St. Petersburg’s first operating brewery, Cycle Brewing, first opened their downtown St. Petersburg location six years ago this week.  The brewery is celebrating by releasing a set of massive vanilla stouts.

On July 30th, the brewery posted a picture of what 50 pounds of vanilla beans looks like with the caption, “We turn 6 in a couple weeks, 50 lbs of Vanilla Beans sounds about right…”

Cycle Vanilla BeansOn the labels, the origins of the beans were: Mexico, Madagascar, Indonesia, Tahiti, and Uganda.

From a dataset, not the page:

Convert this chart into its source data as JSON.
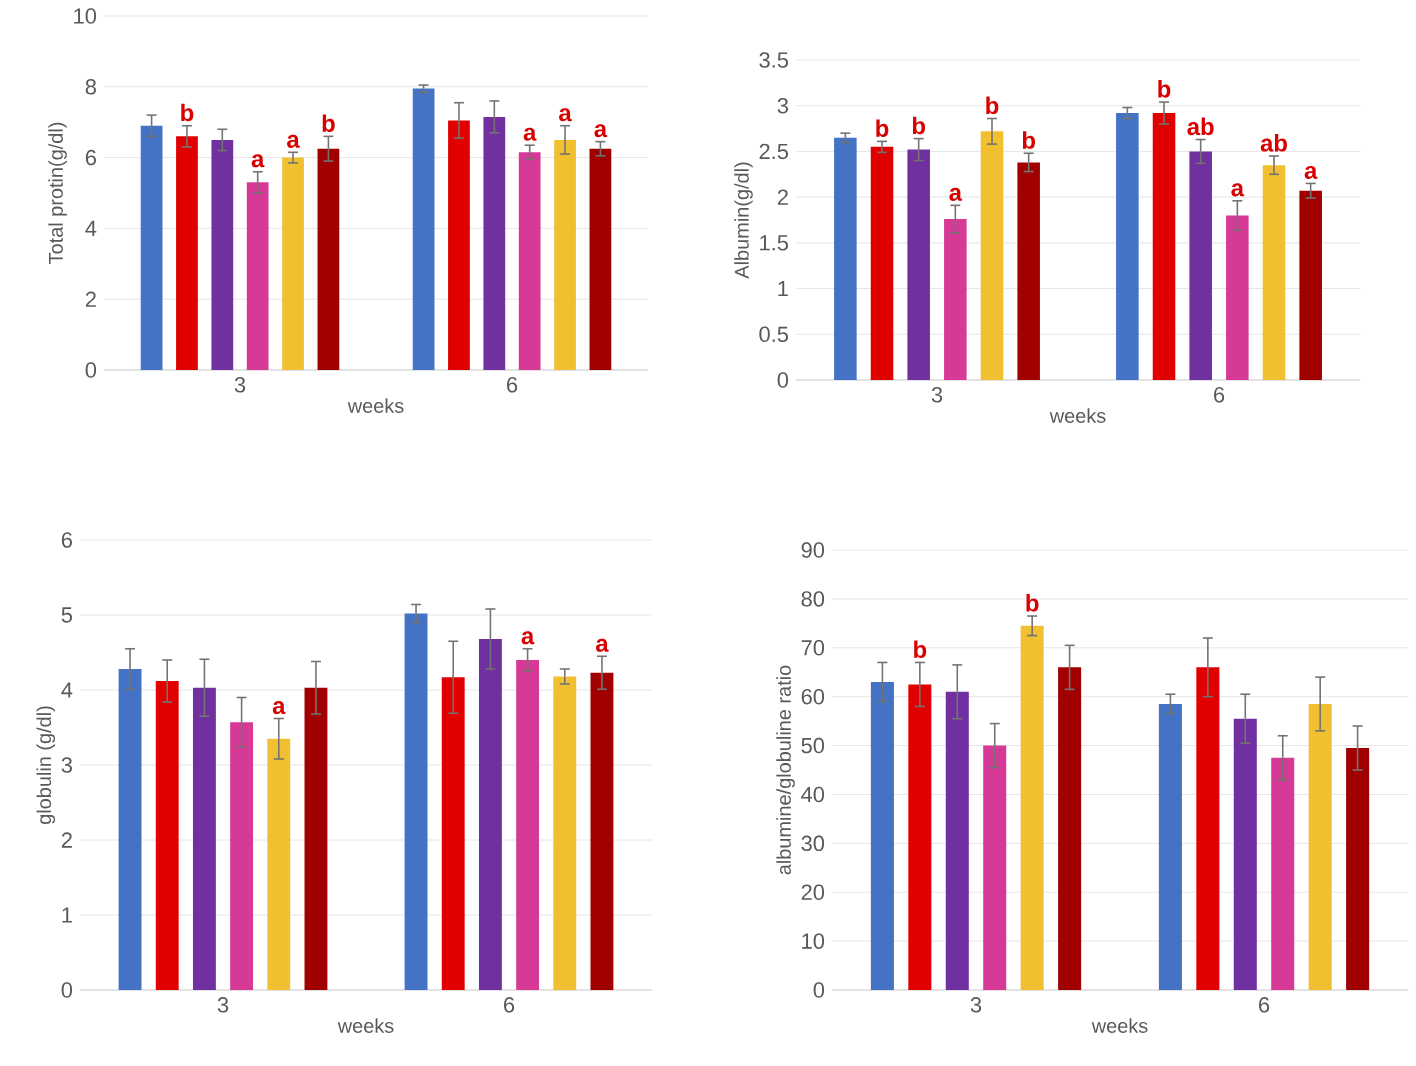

Sunday, August 11th, Cycle posted the final destination for those beans were several variants of a massive stout.

From Cycle Brewing:

Thursday 8/15 the Cycle Brewing tap room turns 6! These bottles, filled with barrel aged vanilla bean stout, will be for sale! Details on time are TBD, we do know that supply is very limited, we used a ridiculous ratio of vanilla beans per gallon, even with all those beans it’s not a lot of gallons.
We are releasing all of them on the anniversary date, sorry it’s a weekday this year. Taps will be held til 5. There may be a couple of surprises.

While the final details are not clear yet, Cycle says they’re ready for another bottle release.

 

Cycle Vanilla Stout bottles

 

 

 

 

 

 

 

 

 

 

Cycle Brewing logo

About Cycle Brewing
We are a simple brewery, we make beer and we sell it. Our bar is simple, our menu is simple, prices are simple especially when paid in cash. Our operation is straightforward, few frills and all about the beer. We welcome every beer drinker, from the folks just looking to relax with a pint to people looking to unpack layers of complexity.

In 2018 and hopefully well into the future our taproom will be home to several barrel-aged stouts on tap at all times. In the past, as we were growing the supply was limited and these beers didn’t last long but we expanded barrel storage and now have enough so that everybody coming to the taproom can try some of our most highly rated and prized beers without the hype or lines created by limited supply. Quality is always top priority, in this case making more meant more practice and opportunity to tweak beers and the results are greater availability and improved quality.